As already mentioned and as can be seen from FIG. 5, only the front and rear axles (first and sixth axles) are provided with level control devices. The corresponding hydraulic cylinders 1 thus serve as master cylinders for the hydraulic cylinders connected to them.

Regardless of the number of axes, only four are expedient Provide the hydraulic cylinder with the level limit switches. These are usually located on the cylinders of the outer axes, so that at least four measuring positions for each vehicle Basic settings are available.
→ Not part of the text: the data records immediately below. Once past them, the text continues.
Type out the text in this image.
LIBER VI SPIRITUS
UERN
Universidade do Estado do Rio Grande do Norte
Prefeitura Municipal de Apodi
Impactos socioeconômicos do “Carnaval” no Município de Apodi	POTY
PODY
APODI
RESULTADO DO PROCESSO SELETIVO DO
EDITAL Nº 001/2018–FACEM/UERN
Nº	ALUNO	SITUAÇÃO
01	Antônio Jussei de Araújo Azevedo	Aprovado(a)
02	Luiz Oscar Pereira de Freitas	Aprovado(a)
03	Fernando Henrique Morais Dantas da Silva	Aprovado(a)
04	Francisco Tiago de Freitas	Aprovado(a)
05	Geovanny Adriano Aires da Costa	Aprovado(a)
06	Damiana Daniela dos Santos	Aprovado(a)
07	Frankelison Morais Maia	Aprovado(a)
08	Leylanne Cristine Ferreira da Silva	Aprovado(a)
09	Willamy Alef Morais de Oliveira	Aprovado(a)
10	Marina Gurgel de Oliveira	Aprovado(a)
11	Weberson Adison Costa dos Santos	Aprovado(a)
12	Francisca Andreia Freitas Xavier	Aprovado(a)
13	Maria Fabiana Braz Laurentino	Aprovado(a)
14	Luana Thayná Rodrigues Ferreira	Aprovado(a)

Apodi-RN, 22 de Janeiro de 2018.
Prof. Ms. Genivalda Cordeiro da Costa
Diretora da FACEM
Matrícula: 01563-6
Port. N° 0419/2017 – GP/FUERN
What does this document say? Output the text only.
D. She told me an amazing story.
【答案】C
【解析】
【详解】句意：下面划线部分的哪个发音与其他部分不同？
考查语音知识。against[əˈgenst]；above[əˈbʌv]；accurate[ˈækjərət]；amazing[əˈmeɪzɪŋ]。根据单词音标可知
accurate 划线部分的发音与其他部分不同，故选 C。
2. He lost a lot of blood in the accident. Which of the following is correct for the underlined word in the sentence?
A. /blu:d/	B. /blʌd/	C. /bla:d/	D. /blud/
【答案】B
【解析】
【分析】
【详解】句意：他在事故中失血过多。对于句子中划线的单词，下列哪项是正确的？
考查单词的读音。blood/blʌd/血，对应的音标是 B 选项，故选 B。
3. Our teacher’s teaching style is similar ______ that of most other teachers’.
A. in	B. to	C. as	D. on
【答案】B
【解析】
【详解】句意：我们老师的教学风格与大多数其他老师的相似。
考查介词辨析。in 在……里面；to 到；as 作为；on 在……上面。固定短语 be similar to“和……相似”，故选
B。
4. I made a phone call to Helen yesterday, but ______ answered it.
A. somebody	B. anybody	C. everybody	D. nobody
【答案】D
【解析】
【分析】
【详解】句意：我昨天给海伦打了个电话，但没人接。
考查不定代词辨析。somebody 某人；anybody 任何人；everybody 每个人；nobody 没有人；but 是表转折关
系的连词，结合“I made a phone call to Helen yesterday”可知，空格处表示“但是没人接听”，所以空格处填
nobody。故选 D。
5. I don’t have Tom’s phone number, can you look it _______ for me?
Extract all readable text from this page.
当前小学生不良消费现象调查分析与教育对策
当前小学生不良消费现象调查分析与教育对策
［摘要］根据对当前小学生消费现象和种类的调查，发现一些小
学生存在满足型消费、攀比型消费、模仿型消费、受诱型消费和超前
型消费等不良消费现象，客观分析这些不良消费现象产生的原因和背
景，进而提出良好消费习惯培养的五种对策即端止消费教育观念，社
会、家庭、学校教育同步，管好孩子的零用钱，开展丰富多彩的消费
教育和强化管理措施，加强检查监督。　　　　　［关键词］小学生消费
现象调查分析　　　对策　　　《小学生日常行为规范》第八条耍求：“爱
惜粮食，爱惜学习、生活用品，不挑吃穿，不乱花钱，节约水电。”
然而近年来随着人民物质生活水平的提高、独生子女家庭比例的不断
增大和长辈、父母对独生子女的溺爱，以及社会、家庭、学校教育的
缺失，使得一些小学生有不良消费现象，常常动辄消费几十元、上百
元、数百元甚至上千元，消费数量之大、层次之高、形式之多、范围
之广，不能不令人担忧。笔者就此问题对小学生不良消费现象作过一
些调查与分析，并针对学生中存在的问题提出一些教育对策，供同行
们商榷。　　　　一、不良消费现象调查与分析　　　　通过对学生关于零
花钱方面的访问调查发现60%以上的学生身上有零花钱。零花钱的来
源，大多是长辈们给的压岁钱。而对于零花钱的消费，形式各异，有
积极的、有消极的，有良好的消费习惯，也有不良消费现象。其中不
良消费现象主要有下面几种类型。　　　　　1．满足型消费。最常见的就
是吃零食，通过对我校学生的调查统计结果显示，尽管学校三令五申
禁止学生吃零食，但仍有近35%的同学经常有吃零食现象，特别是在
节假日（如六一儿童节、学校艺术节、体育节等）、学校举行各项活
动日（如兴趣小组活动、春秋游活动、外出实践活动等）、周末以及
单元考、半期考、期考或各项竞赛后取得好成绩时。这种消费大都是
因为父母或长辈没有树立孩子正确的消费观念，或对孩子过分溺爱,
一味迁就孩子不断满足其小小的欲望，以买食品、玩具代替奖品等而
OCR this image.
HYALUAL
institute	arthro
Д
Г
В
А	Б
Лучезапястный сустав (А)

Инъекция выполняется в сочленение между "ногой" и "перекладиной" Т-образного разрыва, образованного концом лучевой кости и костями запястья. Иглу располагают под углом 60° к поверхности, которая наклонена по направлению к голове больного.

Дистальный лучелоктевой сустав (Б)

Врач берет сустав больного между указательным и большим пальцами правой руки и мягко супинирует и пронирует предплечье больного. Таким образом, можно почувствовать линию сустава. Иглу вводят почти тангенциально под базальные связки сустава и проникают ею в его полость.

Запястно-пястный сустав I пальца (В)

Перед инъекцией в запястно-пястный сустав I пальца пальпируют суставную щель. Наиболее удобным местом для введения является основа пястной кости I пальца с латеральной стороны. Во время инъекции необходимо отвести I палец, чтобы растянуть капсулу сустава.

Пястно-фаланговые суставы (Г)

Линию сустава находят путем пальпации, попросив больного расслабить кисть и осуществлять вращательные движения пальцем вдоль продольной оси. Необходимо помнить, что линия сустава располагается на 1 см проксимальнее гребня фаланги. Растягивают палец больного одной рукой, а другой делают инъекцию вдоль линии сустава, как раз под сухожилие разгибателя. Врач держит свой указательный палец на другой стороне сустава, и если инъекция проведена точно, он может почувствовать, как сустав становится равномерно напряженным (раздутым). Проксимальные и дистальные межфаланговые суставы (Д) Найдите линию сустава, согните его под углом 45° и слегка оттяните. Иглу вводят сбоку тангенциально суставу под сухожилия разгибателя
In the case of eight- and ten-axle vehicles, the system according to FIG. 5 is expanded accordingly for six axles (three axle pairs). In these, the pairs of axes one and two (first to fourth axes) and the pairs of axes three to four and five (fifth to sixth axes and to the tenth axis) are combined.

Claims (2)

1.Hydropneumatic axle suspension for vehicles, preferably for mobile and mobile cranes, the chassis of which are supported by hydraulic cylinders on their axles articulated on the frame, which in turn are connected to hydraulic gas or spring accumulators by means of hydraulic lines and via lockable valves and via filling and Drain valves are connected to supply and discharge lines for the hydraulic fluid, characterized in that in a vehicle with more than two axles only the front and rear axles have hydraulic cylinders ( 1 ) which are provided with switch elements ( 8; 9 ) which can be activated by a switch are, in the predetermined Ausfahrstellun conditions of the hydraulic cylinders, in which the chassis are located on a horizontal level, the filling and drain valves ( 4; 5 ) generate actuating signals and the master cylinder for the hydraulic cylinders ( 1 ) between the front and rear axles lying axis or axes. 2. Axle suspension according to claim 1, characterized in that the number of each controlled by the master cylinders hydraulic cylinders of the following axes by connecting valves ( 10 ) is variable.